The effects on insulin and glucagon secretion that were observed after CB1 stimulation are both stimulatory, indicating a desynchronisation of both types of cells. One potential explanation is the pleiotropic actions of AEA in the endocrine pancreas, as described in rodent islet cells [17]. In these cells almost one third of the beta cells stimulated with AEA showed opposite patterns of calcium oscillation coupled to insulin secretion, indicating multiple mechanisms of action ([17]; A. Nadal and P. Juan-Picó, unpublished results). Additional mechanisms may be the interference induced by AEA on GAP junctions [37] involved in electrical beta cell coupling [38]. However, the fact that the selective blockade of CB1 with AM251 attenuated the stimulation of both insulin and glucagon secretion supports a more relevant contribution of the CB1.
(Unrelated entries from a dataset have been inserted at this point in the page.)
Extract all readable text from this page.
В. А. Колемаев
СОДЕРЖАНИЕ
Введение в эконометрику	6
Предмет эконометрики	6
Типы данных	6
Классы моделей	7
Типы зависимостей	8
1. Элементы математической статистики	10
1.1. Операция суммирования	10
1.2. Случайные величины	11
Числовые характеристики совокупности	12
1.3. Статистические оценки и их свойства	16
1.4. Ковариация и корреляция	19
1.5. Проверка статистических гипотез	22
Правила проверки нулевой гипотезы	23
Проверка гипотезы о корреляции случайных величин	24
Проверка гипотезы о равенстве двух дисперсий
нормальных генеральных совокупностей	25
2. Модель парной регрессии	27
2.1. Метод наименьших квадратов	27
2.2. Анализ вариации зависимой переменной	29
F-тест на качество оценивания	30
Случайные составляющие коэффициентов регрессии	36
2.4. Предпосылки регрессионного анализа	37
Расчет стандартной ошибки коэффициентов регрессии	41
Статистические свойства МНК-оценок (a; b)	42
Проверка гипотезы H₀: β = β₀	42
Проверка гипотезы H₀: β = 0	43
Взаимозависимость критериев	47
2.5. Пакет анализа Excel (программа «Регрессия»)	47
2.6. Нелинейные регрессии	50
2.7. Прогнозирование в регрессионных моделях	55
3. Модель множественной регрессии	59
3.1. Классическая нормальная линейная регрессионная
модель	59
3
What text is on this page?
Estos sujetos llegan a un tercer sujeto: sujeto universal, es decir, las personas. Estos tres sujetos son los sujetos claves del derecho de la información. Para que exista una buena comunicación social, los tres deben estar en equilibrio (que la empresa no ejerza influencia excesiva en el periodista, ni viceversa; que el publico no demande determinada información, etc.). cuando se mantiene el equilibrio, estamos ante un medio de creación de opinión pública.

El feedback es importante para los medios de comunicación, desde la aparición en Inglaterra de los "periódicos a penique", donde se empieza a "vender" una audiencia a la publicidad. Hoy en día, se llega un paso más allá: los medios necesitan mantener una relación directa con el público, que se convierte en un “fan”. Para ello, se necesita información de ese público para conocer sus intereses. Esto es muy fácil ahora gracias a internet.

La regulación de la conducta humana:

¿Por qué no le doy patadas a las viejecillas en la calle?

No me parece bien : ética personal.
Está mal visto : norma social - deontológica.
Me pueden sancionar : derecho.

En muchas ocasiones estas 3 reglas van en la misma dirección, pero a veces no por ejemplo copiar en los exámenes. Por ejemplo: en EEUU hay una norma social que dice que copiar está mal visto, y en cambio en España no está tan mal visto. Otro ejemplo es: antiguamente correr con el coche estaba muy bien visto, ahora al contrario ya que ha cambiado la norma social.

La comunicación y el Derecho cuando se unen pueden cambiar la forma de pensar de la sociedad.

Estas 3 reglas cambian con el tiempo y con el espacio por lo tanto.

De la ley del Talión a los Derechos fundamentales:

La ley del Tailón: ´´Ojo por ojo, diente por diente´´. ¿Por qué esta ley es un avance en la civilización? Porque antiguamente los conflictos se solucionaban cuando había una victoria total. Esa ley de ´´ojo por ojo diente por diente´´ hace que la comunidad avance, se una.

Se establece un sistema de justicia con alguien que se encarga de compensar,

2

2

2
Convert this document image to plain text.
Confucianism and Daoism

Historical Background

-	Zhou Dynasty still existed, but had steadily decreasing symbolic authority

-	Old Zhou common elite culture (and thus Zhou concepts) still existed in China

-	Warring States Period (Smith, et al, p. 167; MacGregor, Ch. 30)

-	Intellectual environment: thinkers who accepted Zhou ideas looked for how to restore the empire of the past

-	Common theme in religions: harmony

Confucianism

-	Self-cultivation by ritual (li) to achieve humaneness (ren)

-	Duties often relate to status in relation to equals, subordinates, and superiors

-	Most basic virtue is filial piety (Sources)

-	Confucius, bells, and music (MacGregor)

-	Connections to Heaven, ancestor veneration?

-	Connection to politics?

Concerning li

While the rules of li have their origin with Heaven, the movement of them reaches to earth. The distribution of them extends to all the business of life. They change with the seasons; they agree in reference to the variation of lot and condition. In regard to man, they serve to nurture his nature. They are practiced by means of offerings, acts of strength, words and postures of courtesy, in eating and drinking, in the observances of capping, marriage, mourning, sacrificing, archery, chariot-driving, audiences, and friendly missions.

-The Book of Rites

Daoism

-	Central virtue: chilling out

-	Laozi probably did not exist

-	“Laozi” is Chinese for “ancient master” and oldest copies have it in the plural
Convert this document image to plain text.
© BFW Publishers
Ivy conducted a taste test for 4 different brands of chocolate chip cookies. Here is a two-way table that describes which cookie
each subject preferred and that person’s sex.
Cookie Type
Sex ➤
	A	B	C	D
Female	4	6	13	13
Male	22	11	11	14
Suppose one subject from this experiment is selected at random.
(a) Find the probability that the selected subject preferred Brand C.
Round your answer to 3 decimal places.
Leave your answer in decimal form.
Finally, we found that CB2 are located in somatostatin-secreting cells. Since this peptide is a potent intra-islet modulator of insulin and glucagon secretion [39], it is feasible to expect somatostatin-dependent responses to cannabinoid receptor agonists. Under our experimental conditions, CB2 activation did not change somatostatin secretion in 11 mmol/l glucose, suggesting that CB2-dependent inhibition of insulin secretion is not related to CB2-induced somatostatin release. Further research is needed to clarify the role of this receptor in delta cells.

After consideration of all the findings in this study and placing them within the context of endocannabinoid physiology, we propose a major role for CB1 and 2-AG in the regulation of islet physiology and energy homeostasis. CB1 stimulation was able to increase insulin and glucagon secretion, as well as lipogenesis in liver and adipose tissue, while it blocked the incorporation of glucose into the muscle cells, leading to a ‘saving cycle’: reduced energy expenditure and increased energy storage [6, 7, 12, 13]. Enhanced insulin release may help to facilitate the incorporation of glucose into adipocytes, while enhanced glucagon release may sustain high plasma glucose levels, favouring this ‘saving cycle’. Under this hypothesis, CB1 can be considered a new ‘thrifty gene’. Its physiological and pharmacological profile is strikingly similar to that of the μ-opioid receptor, a recently proposed contributor to the ‘saving cycle’ [40] and a major partner of CB1 signalling in the brain [41]. In light of this potential role, and supported by clinical trials using the CB1 antagonist, the endocannabinoid system can be considered a promising target for pharmacological development in diabetes and complicated obesity.